Henri Cueco, journal d’un peintre // n°1

La Rosa, 2001
Acrylique sur toile
Henri Cueco
Corrèze, 1929-Paris, 2017

Le musée des beaux-arts a fermé ses portes au public le jeudi 29 octobre à 18h. L’exposition Henri Cueco, journal d’un peintre venait d’ouvrir ses portes, quelques jours plus tôt. Pendant cette nouvelle période de fermeture, une publication par semaine vous amènera – virtuellement ! – dans l’exposition, dans les collections ou dans les coulisses du musée. On débute avec un premier focus sur l’exposition Cueco, dont l’artiste est un acteur majeur de la Figuration Narrative (pour en savoir plus sur la Figuration Narrative, n’hésitez pas à consulter nos anciennes publications).
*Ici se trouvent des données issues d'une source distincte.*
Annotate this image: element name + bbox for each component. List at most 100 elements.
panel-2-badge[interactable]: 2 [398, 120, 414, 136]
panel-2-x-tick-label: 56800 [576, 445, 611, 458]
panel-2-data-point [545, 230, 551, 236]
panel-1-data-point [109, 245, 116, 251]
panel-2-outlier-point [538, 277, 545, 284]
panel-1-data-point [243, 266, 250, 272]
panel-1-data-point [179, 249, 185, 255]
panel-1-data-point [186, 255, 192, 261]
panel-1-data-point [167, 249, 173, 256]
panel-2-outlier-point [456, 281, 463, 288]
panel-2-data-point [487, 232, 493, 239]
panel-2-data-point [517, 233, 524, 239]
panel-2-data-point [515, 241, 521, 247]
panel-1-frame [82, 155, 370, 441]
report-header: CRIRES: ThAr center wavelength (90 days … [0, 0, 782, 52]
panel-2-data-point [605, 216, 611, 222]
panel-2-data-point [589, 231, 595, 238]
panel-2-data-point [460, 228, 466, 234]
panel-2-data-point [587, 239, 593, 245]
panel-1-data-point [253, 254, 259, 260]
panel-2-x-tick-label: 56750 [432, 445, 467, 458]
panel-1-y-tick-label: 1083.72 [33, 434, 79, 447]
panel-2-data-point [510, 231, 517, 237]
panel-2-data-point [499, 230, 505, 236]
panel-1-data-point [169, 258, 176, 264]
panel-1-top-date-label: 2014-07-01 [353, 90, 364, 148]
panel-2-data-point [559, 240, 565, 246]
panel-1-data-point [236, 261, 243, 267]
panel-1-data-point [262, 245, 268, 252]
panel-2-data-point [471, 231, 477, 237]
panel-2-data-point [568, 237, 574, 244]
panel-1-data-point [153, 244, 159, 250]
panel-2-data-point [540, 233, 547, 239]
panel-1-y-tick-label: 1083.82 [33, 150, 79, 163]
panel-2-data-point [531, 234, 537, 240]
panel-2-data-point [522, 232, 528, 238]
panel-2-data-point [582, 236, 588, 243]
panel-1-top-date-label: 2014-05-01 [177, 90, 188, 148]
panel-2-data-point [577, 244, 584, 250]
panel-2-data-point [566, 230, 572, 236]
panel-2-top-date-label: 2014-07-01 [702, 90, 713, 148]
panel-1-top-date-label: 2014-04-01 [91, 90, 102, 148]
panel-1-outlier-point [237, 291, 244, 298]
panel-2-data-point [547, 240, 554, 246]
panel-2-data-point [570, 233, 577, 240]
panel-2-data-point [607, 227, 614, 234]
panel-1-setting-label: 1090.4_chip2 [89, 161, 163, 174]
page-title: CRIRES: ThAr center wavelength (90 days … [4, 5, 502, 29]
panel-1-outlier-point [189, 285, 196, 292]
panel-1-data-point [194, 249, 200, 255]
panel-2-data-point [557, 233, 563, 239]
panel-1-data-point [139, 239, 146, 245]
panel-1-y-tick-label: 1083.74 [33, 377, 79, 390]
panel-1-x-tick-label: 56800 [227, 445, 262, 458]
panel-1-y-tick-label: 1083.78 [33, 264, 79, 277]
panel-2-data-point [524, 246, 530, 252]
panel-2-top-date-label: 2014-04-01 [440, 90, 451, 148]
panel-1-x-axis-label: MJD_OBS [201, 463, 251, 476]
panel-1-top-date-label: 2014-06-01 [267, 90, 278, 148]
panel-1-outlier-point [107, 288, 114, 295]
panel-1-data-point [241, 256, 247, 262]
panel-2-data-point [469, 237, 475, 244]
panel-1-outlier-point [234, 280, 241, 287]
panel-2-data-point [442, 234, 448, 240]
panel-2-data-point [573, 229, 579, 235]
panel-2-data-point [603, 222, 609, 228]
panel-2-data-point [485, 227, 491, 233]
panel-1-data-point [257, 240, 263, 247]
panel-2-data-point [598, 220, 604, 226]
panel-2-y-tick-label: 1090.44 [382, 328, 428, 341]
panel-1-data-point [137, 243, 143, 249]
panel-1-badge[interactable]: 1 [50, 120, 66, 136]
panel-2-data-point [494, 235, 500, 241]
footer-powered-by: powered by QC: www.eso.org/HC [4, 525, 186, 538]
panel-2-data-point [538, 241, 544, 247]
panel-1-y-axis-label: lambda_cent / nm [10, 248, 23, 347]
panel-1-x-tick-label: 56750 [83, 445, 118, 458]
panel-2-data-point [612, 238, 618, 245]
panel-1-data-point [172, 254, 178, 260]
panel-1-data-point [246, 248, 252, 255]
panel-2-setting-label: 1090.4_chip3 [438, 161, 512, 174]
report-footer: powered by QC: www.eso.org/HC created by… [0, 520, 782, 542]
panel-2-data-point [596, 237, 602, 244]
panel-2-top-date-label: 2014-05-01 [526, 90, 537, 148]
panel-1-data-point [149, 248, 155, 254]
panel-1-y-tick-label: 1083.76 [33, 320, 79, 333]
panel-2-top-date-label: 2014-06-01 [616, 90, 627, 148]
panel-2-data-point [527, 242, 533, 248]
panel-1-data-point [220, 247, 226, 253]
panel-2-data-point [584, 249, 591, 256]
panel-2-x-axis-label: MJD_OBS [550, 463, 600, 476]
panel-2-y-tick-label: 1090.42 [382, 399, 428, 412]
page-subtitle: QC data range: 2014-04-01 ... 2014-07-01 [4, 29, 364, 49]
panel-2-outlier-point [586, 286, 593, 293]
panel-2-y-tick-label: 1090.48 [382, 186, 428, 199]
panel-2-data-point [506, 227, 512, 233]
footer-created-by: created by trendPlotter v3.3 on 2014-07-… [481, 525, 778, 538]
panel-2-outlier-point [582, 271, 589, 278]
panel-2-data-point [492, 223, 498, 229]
Cueco a fait de sa vie un véritable journal d’images et de récits, lui qui était tout aussi attentif aux luttes politiques, aux paysages ou à l’histoire de la peinture, qu’aux simples choses du quotidien. Entre 1988 et 1991, il écrit Journal d’atelier, 1988-1991 ou le journal d’une pomme de terre, dans lequel il raconte ses mois d’observation, de passion et de combat avec la patate, dont il a décidé de faire son motif. Il a réalisé plus de 180 « portraits » de pommes de terre pendant cette période. Les pommes de terre ont fait l’objet de longues observations. Cueco en a peint et décrit les nuances chromatiques, le silence, les textures, les creux, les plis terreux, les protubérances, les métamorphoses. Il compare ces portraits de légumes au portrait de la mère de Rembrandt, vieille femme ridée « à la peau terreuse et plissée, blessée », un portrait « boueux, graisseux, au visage craquelé »  subissant le poids des ans. Il étudie différentes races de pommes de terre comme la rosa : « Elle est discrète mais intense à la lumière, la couleur de sa robe est infernale et fait penser à une robe de soirée, un peu cérémonieuse pour la circonstance ». Henri Cueco fait pourrir les pommes de terre dans son atelier pendant des jours et des jours, et personne n’est autorisé à y toucher : « Soyez aimable, madame, lorsque vous ferez le ménage, de vous en tenir au nettoyage du sol, balayez, s’il vous plait, sous le bureau sans toucher à ce qui est dessus ; n’enlevez pas sa poussière, et laissez là les pommes de terre, ne touchez pas au bureau, ne touchez que le sol, ne déplacez pas les pommes de terre, l’idéal serait que vous ne les regardiez pas. J’insiste, ne dérangez les pommes de terre sous aucun prétexte (…) Par pitié laissez mes pommes de terre tranquilles. Je les connais, je les vois chaque jour, elles ont un nom (…) Laissez dormir mes pommes de terre. »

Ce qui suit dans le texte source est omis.